挨拶について考える(その2)

(この授業の原実践は野口芳宏先生です。)

なぜ、「こんにちわ。」ではなく、「こんにちは。」が正しいのですか。

これもすぐに反応が返ってきました。
「『こんにち』というのは漢字で書くと『今日』です。だから、『何々は』と同じく、『わ』ではなく『は』が正しいと思います。」
「これも省略表現で、『こんにちは』の後に、何かが省略されているのだと思います。」

4年生とは思えないこのような答えにびっくりしつつ、さらに問いました。

その通り。「こんにちは。」の後には、省略されている言葉があるのです。どんな言葉が省略されているのだと思いますか。ノートに書いてごらんなさい。ヒントを一つ出しておきましょう。「こんにちは。」の後にも、「こんばんは。」の後にも同じ言葉が省略されています。

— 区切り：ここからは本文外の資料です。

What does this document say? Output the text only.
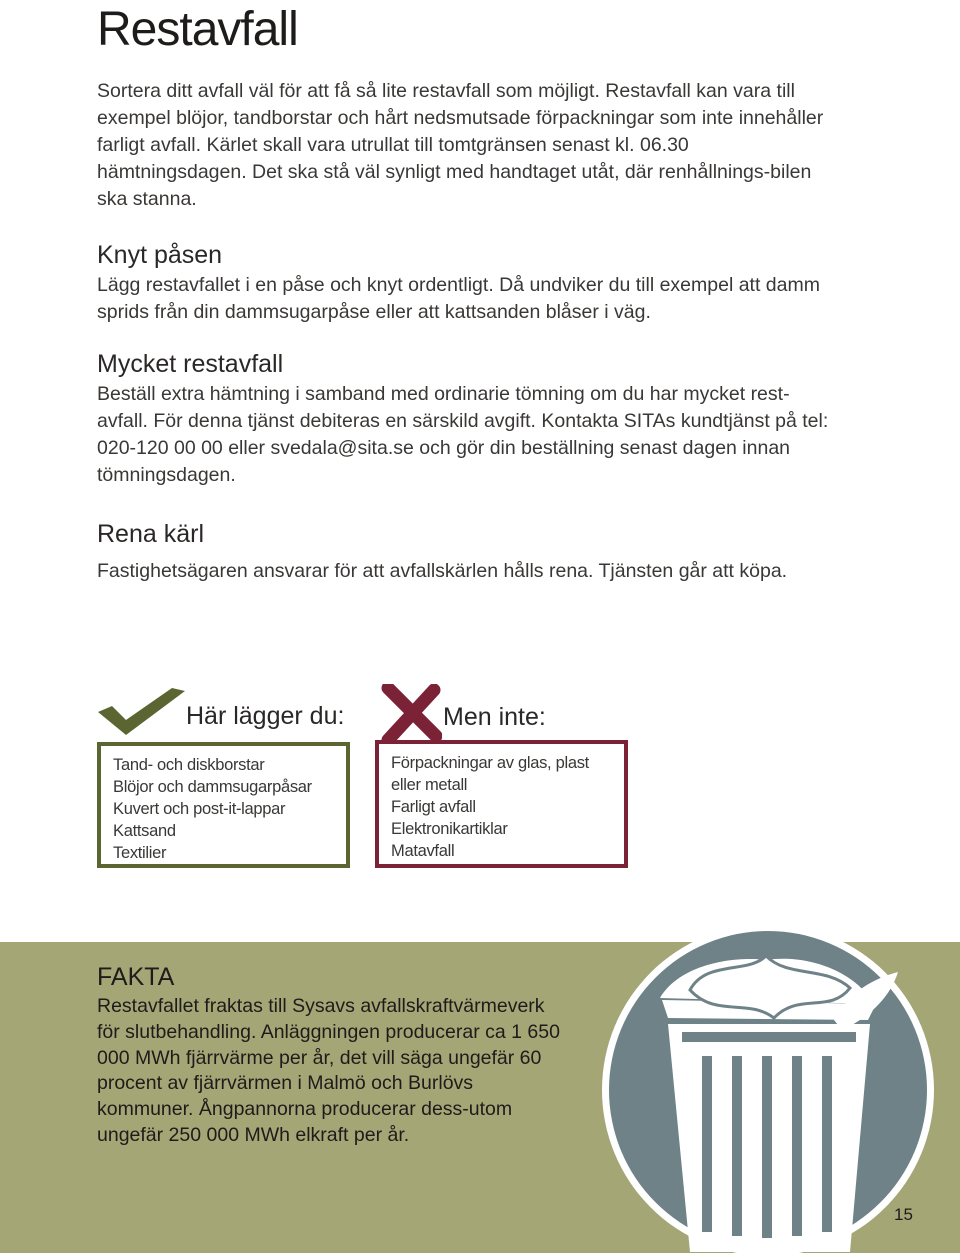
Restavfall

Sortera ditt avfall väl för att få så lite restavfall som möjligt. Restavfall kan vara till exempel blöjor, tandborstar och hårt nedsmutsade förpackningar som inte innehåller farligt avfall. Kärlet skall vara utrullat till tomtgränsen senast kl. 06.30 hämtningsdagen. Det ska stå väl synligt med handtaget utåt, där renhållnings-bilen ska stanna.

Knyt påsen

Lägg restavfallet i en påse och knyt ordentligt. Då undviker du till exempel att damm sprids från din dammsugarpåse eller att kattsanden blåser i väg.

Mycket restavfall

Beställ extra hämtning i samband med ordinarie tömning om du har mycket rest-avfall. För denna tjänst debiteras en särskild avgift. Kontakta SITAs kundtjänst på tel: 020-120 00 00 eller svedala@sita.se och gör din beställning senast dagen innan tömningsdagen.

Rena kärl

Fastighetsägaren ansvarar för att avfallskärlen hålls rena. Tjänsten går att köpa.

Här lägger du:
Tand- och diskborstar
Blöjor och dammsugarpåsar
Kuvert och post-it-lappar
Kattsand
Textilier
Men inte:
Förpackningar av glas, plast eller metall
Farligt avfall
Elektronikartiklar
Matavfall
FAKTA

Restavfallet fraktas till Sysavs avfallskraftvärmeverk för slutbehandling. Anläggningen producerar ca 1 650 000 MWh fjärrvärme per år, det vill säga ungefär 60 procent av fjärrvärmen i Malmö och Burlövs kommuner. Ångpannorna producerar dess-utom ungefär 250 000 MWh elkraft per år.

15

子供たちがノートに書いていたのは、こんな言葉でした。

A いい天気ですね。
B 精を出して感心ですね。
C 遊びましょう。
D お元気ですか。
E こんなことがあったよ。

正解は「ご機嫌いかがですか。」です。Dはほぼ正解と言っていいでしょう。

「おはようございます。」も「こんにちは。」も「こんばんは。」も省略表現ですが、心の中では省略されている言葉も言った方がいいのです。省略されている言葉を心の中で言えば、きっと笑顔で挨拶できるようになるからです。

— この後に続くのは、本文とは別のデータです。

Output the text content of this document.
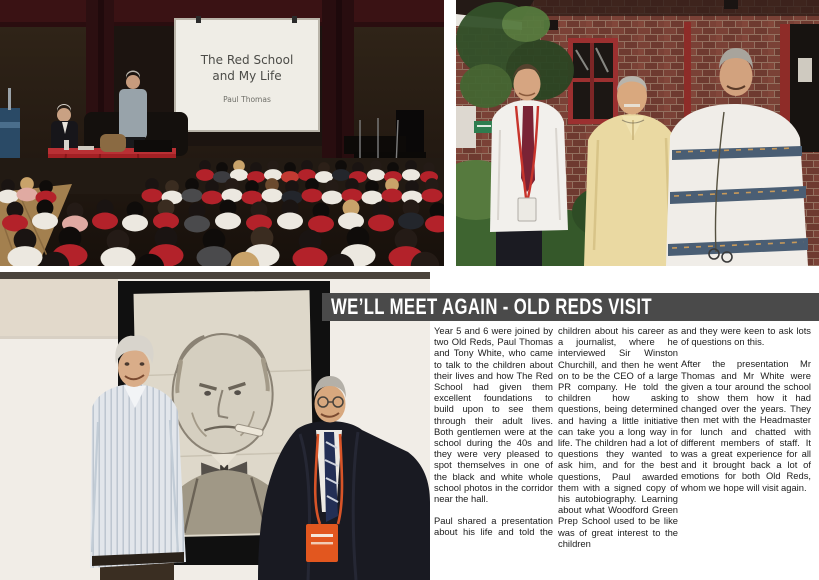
The Red School
and My Life
Paul Thomas
WE’LL MEET AGAIN - OLD REDS VISIT

Year 5 and 6 were joined by two Old Reds, Paul Thomas and Tony White, who came to talk to the children about their lives and how The Red School had given them excellent foundations to build upon to see them through their adult lives. Both gentlemen were at the school during the 40s and they were very pleased to spot themselves in one of the black and white whole school photos in the corridor near the hall.

Paul shared a presentation about his life and told the

children about his career as a journalist, where he interviewed Sir Winston Churchill, and then he went on to be the CEO of a large PR company. He told the children how asking questions, being determined and having a little initiative can take you a long way in life. The children had a lot of questions they wanted to ask him, and for the best questions, Paul awarded them with a signed copy of his autobiography. Learning about what Woodford Green Prep School used to be like was of great interest to the children

and they were keen to ask lots of questions on this.

After the presentation Mr Thomas and Mr White were given a tour around the school to show them how it had changed over the years. They then met with the Headmaster for lunch and chatted with different members of staff. It was a great experience for all and it brought back a lot of emotions for both Old Reds, whom we hope will visit again.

この後、「おやすみなさい。」「いただきます。」といった挨拶についても少し触れたのですが、残念ながら時間切れ。ただ、この学習を通して、子供たちなりに挨拶について改めて考えてくれていたようです。
昨日の朝は、朝マラソンをしながら、省略表現なしの挨拶がグラウンドを飛び交っていました。
「朝早くから起きて、精を出して感心ですね!」

今日は、道徳であいさつの勉強をしました。じゅぎょうさんかんでした。ぼくのお母さんもじゅぎょうさんかんに来てくれました。
あいさつには、いろいろなあいさつがあります。「こんにちは。」「こんばんは。」「おはようございます。」「おやすみなさい。」です。
「こんにちは。」「こんばんは。」の後にも言葉がつづきます。それは、「ごきげんいかがですか。」です。
「おはようござます。」の「はよう」は「早く」で、「早くから起きて精を出して感心ですね。」という意味です。
あいさつには、いろいろな意味がありますが、長いあいさつだとたいへんだから、省略表現を使ってかんたんにあいさつができるようになることが分かりました。
外国では、「いただきます。」「ごちそうさまでした。」というあいさつを使わないと聞いてびっくりしました。外国でも「いただきます。」「ごちそうさま。」は使うと思っていました。
これからは、笑顔で、心からあいさつをします!!

最後の一文が嬉しいですね。子供たちの挨拶が、質的に変わってくれることを願っているところです。